This article was originally published in The Notebook. In August 2020, The Notebook became Chalkbeat Philadelphia.
E.M. Stanton and Sheppard Elementary are among the nine schools the District has recommended closing as part of its facilities master plan. But the proposed closures have sparked pushback from parents and activists.
Although both schools’ enrollments are small and their infrastructure is outdated, they have deep community roots.
Supporters of Stanton (SOS), a parent and community group, has attended every School Reform Commission meeting since November.
At a January 19 SRC meeting, SOS members presented a counterproposal to allow Stanton to stay open.

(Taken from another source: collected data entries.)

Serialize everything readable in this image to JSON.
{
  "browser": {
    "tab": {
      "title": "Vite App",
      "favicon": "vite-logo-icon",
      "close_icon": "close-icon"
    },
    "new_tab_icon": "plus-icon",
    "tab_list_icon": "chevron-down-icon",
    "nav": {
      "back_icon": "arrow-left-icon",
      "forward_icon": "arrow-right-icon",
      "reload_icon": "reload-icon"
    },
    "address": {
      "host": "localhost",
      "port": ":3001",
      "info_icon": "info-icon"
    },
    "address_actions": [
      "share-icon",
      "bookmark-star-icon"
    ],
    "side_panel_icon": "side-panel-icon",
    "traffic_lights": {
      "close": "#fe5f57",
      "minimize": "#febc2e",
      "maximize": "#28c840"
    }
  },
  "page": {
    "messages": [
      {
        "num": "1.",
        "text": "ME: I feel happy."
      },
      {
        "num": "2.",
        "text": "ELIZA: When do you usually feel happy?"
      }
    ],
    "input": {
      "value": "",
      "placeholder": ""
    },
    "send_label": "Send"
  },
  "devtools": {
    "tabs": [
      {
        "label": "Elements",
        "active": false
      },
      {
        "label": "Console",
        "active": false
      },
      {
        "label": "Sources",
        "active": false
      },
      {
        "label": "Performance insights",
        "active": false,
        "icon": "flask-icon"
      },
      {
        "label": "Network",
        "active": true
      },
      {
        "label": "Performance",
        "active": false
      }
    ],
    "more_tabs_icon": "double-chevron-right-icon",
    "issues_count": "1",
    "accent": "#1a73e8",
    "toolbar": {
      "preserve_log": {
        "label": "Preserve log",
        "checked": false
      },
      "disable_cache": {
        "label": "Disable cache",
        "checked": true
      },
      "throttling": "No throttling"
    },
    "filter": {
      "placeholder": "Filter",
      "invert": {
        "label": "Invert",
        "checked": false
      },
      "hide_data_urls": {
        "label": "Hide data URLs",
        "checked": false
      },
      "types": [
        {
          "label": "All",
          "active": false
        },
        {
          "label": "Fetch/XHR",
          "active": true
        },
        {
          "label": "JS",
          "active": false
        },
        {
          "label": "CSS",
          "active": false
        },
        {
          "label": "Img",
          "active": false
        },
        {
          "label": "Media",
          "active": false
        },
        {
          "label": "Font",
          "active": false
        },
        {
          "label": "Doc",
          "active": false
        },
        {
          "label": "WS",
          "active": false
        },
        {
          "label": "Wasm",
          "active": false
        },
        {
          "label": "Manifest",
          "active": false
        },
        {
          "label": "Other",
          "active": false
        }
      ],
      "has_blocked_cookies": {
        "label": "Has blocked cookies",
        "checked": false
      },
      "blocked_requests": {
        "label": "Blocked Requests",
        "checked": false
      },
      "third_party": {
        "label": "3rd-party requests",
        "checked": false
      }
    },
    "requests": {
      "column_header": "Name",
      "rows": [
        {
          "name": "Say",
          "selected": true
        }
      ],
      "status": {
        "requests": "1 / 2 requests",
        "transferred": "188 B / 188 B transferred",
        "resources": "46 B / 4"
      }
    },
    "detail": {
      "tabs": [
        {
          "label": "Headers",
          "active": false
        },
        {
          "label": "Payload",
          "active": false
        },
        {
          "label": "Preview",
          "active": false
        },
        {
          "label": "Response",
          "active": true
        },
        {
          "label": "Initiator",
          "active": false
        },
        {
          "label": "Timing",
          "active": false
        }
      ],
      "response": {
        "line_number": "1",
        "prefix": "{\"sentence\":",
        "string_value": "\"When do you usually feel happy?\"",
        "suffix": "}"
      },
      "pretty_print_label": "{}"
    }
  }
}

"The crux of our proposal is to increase enrollment in a targeted way," said parent James Wright.
SOS wants to change Stanton’s catchment area, arguing that current boundaries prevent the school from operating at capacity.

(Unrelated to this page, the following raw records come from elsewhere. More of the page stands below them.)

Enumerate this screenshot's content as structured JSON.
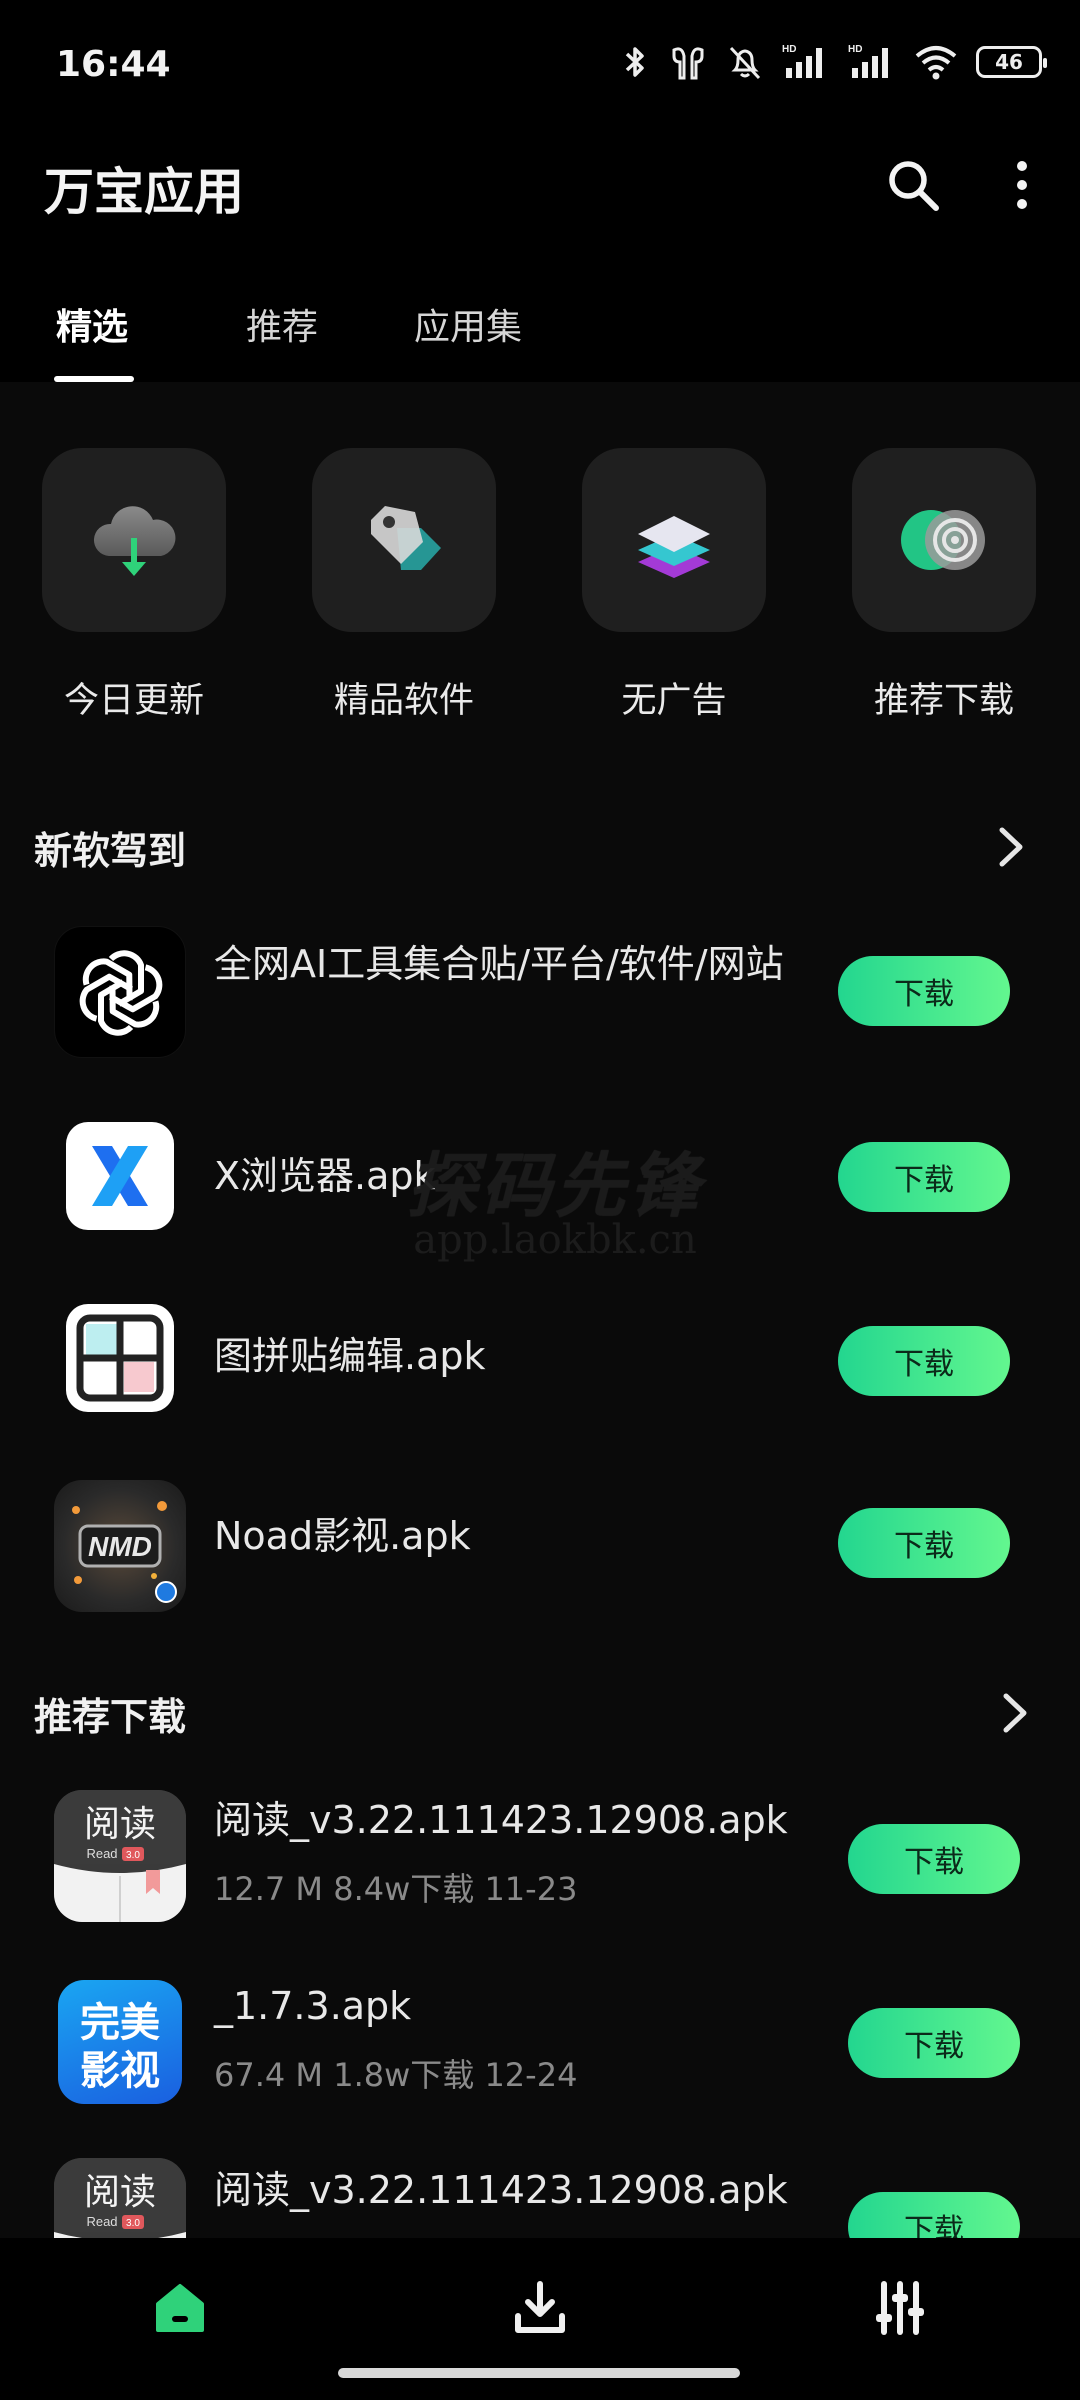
{
  "status_bar": {
    "time": "16:44",
    "battery_level": "46"
  },
  "app_bar": {
    "title": "万宝应用"
  },
  "tabs": [
    {
      "label": "精选",
      "active": true
    },
    {
      "label": "推荐",
      "active": false
    },
    {
      "label": "应用集",
      "active": false
    }
  ],
  "categories": [
    {
      "label": "今日更新",
      "icon": "cloud-download-icon"
    },
    {
      "label": "精品软件",
      "icon": "tag-icon"
    },
    {
      "label": "无广告",
      "icon": "layers-icon"
    },
    {
      "label": "推荐下载",
      "icon": "target-icon"
    }
  ],
  "sections": [
    {
      "title": "新软驾到",
      "items": [
        {
          "name": "全网AI工具集合贴/平台/软件/网站",
          "button": "下载"
        },
        {
          "name": "X浏览器.apk",
          "button": "下载"
        },
        {
          "name": "图拼贴编辑.apk",
          "button": "下载"
        },
        {
          "name": "Noad影视.apk",
          "button": "下载"
        }
      ]
    },
    {
      "title": "推荐下载",
      "items": [
        {
          "name": "阅读_v3.22.111423.12908.apk",
          "meta": "12.7 M   8.4w下载   11-23",
          "button": "下载"
        },
        {
          "name": "_1.7.3.apk",
          "meta": "67.4 M   1.8w下载   12-24",
          "button": "下载"
        },
        {
          "name": "阅读_v3.22.111423.12908.apk",
          "button": "下载"
        }
      ]
    }
  ],
  "icon_labels": {
    "read_app": "阅读",
    "read_app_sub": "Read",
    "read_app_version": "3.0",
    "wanmei_line1": "完美",
    "wanmei_line2": "影视",
    "noad_logo": "NMD"
  },
  "watermark": {
    "main": "探码先锋",
    "sub": "app.laokbk.cn"
  },
  "colors": {
    "accent": "#23d68f",
    "background": "#0a0a0a",
    "button_text": "#0b2a1a"
  }
}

The proposal also calls Stanton a "model school" that should be "replicated, not closed." Stanton has made adequate yearly progress (AYP) for the last eight years.

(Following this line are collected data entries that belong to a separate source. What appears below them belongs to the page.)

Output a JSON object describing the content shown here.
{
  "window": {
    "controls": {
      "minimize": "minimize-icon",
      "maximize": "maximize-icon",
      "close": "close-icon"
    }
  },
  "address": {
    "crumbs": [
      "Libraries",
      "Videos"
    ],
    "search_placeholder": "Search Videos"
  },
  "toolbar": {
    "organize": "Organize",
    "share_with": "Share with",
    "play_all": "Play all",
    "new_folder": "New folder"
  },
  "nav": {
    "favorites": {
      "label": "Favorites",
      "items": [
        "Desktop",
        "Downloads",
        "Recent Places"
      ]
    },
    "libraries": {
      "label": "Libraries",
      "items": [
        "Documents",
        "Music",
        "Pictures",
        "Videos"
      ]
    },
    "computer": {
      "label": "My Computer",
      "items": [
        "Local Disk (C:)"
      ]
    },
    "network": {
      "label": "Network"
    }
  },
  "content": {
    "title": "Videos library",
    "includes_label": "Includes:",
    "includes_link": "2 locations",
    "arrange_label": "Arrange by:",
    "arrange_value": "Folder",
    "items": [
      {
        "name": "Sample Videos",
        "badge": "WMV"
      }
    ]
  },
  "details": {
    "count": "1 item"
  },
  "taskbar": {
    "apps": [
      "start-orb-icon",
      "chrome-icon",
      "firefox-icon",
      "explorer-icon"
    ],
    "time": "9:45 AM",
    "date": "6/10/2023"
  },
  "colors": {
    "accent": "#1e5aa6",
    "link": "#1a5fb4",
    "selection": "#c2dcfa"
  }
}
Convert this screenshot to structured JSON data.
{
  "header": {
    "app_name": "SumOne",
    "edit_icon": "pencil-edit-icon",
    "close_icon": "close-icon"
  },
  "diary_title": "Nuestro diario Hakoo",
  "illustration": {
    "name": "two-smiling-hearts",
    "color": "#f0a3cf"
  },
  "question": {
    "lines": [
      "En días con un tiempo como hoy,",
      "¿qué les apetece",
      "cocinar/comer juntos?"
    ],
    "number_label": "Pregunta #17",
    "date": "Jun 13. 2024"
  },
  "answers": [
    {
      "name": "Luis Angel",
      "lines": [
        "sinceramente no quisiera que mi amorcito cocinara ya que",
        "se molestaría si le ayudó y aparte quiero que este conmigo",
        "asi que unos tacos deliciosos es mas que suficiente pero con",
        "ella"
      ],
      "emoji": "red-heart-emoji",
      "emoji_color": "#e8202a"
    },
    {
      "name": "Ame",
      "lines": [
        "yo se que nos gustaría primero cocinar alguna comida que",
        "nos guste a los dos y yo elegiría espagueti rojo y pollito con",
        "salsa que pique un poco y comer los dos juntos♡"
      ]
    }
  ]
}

The District has noticed the efforts of SOS.
"They have been the absolute most active group of stakeholders," said Deputy for Strategic Initiatives Danielle Floyd.
"This is exactly the reason we have community outreach, and this is why we’re still in the proposal-and-recommendation stage," Floyd said.
Sheppard supporters must contend with the issue that neighboring Julia de Burgos and Hunter Elementary – both modern buildings – are poised to accept students reassigned from Sheppard.
"Those schools were purposely built to eventually absorb the student population at Sheppard," Floyd said.
But both are in Corrective Action, while Sheppard has made AYP for the last two years.
Parent and alumnus Juan Rivera and other community members are gathering signatures to present to the SRC to show support for Sheppard.
"I want my kids’ kids to go to that school. I love that school," Rivera said.